Henry - O terreno (aprovado pela Assembleia) não foi doado ainda. Pertence ao governo de Pernambuco. O estudo da FGV deve apresentar, também, uma avaliação econômica sobre a possibilidade de um empreendimento imobiliário ali. A minha intuição diz que, no momento que vivemos, não há ambiente no mercado da construção civil e mercado imobiliário para a construção dessa Cidade da Copa. Depois de um momento de muita euforia, o mercado vive uma fase de declínio. Agora, não há crise que dure para sempre. O Brasil vai sair dessa crise, vai recuperar a condição de voltar a crescer, mas neste momento eu não acredito que o mercado esteja apostando num grande emprreendimento imobiliário naquela região.
JC - O obstáculo da mobilidade e do acesso à Arena é colocada pelo Odebrecht como um dos fatores que prejudicam a operacionalização de eventos na Arena. O Estado tem como concluir de imediato as obras que estão inacabadas?

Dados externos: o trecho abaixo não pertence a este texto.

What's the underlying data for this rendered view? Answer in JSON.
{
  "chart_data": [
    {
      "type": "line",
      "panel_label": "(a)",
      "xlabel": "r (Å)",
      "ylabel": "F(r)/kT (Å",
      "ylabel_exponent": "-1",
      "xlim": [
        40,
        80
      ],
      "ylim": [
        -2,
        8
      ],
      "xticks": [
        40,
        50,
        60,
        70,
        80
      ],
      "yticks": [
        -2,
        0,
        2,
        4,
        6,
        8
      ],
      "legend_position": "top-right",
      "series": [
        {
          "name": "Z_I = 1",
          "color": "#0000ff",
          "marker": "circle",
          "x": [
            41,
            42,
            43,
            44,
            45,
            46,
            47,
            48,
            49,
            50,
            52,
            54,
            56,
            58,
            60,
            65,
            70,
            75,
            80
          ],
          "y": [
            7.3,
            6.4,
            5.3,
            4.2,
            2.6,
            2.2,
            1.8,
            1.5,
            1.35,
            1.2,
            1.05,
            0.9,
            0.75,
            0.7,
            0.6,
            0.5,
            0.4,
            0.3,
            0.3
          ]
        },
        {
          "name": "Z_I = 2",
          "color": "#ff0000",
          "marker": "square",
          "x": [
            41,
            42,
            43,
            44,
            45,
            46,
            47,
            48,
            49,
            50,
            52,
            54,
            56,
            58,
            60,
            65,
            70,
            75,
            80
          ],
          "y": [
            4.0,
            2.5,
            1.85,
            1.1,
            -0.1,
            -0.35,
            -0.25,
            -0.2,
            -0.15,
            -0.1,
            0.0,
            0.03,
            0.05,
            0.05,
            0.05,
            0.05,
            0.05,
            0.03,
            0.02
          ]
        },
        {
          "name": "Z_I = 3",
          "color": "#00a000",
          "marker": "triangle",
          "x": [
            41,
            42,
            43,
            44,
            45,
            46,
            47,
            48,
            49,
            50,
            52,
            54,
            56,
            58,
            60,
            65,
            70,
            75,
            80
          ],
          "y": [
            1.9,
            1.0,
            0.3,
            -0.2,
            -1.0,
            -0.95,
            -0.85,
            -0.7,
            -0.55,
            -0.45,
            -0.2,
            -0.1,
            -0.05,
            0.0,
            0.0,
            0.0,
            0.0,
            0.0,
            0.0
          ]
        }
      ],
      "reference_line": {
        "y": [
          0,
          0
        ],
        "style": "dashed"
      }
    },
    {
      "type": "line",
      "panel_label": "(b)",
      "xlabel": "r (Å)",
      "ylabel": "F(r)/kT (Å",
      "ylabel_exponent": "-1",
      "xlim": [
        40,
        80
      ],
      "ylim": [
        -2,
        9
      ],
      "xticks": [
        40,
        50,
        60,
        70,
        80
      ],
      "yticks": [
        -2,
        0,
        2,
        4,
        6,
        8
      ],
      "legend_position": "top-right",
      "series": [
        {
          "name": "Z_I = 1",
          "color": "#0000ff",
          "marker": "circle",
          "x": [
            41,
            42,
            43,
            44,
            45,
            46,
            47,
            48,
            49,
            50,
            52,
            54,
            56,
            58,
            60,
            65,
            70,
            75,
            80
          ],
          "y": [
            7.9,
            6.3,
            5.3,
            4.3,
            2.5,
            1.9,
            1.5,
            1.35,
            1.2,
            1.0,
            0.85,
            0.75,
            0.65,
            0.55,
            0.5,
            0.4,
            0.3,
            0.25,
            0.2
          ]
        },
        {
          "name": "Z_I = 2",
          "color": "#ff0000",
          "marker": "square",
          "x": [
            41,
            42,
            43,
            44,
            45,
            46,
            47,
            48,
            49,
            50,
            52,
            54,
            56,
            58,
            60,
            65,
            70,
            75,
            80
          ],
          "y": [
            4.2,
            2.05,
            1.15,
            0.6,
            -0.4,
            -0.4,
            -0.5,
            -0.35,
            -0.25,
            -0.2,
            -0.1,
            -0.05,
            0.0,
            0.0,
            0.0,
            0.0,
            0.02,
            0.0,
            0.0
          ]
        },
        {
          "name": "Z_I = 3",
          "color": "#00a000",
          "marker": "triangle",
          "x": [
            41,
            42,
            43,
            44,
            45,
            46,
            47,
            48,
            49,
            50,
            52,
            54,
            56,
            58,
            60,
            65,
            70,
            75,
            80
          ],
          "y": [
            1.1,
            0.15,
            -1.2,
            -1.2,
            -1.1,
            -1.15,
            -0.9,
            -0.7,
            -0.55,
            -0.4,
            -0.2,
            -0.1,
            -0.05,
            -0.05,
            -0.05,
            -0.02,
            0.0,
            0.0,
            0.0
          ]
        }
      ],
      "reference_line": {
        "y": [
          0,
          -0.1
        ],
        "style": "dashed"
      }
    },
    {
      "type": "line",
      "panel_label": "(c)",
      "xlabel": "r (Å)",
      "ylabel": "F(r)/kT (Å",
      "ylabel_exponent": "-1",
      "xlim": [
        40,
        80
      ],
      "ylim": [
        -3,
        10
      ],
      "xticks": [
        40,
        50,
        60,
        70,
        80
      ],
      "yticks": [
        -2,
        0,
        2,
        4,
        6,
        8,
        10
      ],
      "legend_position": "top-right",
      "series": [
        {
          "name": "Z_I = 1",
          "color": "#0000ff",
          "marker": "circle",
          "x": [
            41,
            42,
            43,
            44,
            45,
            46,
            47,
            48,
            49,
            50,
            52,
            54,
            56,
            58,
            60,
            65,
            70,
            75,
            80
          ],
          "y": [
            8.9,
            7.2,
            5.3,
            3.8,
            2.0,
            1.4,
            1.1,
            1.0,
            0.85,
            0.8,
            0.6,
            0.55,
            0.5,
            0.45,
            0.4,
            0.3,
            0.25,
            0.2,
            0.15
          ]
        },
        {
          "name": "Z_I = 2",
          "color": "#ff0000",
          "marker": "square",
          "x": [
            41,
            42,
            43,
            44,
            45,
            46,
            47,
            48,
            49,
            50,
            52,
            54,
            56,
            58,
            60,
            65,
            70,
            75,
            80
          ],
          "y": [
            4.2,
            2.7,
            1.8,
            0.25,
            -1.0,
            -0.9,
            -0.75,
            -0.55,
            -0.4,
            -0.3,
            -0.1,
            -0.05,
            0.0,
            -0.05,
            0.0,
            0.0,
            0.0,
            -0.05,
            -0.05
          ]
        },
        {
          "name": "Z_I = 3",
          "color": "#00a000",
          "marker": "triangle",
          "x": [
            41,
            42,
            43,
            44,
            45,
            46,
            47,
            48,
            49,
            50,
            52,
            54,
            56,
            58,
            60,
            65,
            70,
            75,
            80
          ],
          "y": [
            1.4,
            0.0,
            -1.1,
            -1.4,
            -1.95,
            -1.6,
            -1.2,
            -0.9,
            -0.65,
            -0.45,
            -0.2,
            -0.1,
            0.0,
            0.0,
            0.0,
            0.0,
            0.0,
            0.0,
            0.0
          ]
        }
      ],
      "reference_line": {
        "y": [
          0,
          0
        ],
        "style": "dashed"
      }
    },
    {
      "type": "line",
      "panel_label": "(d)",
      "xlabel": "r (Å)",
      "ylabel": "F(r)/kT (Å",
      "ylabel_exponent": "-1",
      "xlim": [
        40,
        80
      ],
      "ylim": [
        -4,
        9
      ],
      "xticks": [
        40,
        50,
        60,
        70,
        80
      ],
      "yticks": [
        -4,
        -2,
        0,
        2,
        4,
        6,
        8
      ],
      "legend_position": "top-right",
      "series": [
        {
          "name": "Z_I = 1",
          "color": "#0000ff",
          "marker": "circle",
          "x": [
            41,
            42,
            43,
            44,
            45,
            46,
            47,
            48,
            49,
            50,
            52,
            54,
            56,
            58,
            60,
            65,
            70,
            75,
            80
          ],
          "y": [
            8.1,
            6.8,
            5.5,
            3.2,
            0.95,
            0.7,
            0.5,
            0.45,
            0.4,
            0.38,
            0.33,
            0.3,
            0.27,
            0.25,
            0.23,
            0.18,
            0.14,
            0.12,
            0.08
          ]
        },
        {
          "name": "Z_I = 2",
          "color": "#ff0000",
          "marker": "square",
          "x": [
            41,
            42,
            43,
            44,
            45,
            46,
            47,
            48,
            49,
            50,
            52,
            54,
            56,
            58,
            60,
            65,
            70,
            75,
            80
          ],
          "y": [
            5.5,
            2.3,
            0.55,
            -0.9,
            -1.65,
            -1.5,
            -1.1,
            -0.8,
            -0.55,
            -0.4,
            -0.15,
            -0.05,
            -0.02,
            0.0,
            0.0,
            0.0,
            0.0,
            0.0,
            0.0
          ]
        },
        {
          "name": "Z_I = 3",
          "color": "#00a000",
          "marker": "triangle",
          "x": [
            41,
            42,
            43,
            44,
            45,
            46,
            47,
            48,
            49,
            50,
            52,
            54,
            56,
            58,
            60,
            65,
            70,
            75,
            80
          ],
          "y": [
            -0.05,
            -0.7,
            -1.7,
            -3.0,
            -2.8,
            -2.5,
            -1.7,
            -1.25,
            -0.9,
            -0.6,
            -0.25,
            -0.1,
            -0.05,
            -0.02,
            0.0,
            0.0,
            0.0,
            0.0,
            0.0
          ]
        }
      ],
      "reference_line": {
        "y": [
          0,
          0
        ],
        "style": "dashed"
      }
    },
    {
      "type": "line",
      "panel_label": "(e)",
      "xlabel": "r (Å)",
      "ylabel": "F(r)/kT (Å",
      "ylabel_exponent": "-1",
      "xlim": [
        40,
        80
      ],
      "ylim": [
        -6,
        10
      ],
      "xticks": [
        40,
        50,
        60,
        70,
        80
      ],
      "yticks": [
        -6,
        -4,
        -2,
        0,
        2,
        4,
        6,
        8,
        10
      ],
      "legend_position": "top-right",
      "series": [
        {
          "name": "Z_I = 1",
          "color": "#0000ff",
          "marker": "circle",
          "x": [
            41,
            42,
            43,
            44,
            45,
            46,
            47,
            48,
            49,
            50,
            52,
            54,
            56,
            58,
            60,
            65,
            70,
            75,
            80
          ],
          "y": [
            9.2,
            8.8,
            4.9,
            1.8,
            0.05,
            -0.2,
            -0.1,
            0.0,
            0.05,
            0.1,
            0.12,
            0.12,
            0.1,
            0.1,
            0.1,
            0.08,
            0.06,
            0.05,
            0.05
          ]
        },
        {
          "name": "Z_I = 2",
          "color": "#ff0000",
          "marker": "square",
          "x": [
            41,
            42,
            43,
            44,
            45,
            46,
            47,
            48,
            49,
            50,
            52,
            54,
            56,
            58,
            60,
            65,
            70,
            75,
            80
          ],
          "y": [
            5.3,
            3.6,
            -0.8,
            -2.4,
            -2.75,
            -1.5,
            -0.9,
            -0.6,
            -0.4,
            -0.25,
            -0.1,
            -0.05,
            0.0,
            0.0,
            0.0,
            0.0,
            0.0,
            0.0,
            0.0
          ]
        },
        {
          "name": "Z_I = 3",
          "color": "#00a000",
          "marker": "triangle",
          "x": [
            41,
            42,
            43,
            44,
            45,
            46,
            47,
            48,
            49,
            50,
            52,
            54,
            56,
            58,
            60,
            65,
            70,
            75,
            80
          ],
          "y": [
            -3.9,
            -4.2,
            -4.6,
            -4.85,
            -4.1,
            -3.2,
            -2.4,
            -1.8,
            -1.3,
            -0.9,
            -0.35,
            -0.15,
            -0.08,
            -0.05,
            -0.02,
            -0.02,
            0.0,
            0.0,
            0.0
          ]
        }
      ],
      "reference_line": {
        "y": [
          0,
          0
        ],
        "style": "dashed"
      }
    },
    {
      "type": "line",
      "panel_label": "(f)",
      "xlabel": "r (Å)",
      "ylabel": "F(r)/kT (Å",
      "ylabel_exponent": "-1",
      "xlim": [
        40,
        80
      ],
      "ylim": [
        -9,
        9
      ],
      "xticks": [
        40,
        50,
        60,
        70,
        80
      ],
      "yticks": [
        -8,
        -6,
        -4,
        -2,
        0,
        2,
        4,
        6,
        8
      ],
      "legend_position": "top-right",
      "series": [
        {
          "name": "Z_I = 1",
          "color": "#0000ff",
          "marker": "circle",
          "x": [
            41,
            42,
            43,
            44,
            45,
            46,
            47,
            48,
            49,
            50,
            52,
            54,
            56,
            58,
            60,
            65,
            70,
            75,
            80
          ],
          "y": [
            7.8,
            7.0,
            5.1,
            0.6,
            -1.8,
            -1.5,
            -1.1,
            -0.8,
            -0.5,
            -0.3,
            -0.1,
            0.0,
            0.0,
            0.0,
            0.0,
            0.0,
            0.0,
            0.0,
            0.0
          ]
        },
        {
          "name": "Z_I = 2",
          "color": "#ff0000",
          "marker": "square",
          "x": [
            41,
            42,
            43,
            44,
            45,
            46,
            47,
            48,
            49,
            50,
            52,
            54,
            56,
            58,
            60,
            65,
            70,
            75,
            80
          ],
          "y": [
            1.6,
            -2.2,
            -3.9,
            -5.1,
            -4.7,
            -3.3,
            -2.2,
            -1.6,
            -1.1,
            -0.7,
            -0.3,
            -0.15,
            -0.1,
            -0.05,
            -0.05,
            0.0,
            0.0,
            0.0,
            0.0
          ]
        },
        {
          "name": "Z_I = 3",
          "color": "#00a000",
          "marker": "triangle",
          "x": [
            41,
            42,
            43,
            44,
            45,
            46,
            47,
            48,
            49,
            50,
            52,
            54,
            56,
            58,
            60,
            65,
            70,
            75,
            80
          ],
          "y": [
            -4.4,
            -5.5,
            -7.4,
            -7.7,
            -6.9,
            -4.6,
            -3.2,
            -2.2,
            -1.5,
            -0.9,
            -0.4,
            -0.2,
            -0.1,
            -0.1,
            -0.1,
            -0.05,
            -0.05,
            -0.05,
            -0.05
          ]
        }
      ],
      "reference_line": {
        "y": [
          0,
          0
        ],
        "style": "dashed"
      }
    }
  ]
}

Henry - O primeiro gargalo é a saída da BR-232. A BR entrou no programa de concessões do governo federal, porque temos uma delegação (Pernambuco) por mais 12 anos, mas a propriedade é da União. Acreditamos que um item essencial na concessão da BR-232 é a triplicação da saída, porque ali engarrafa até em dias em que não tem jogo na Arena. Há um grande fluxo de veículos de três rodovias, as BRs 101, 408 e 232. Quanto à obra de acesso pela radial da Copa e a do corredor exclusivo Leste-Oeste, tivemos um outro problema que foi a quebra da empresa Mendes Júnior antes da conclusão das obras. Hoje, temos um terceiro problema, que é a suspensão total de todo o programa de investimentos do governo federal. O governo não conseguiu cortar no custeio para realizar o superavit a que se comprometeu, então ele cortou todo o programa de investimentos. São obras do governo federal. Agora, isso é uma circunstância que acreditamos que vai passar. Para a viabilização definitiva da Arena nós temos que resolver o problema da mobilidade e do acesso.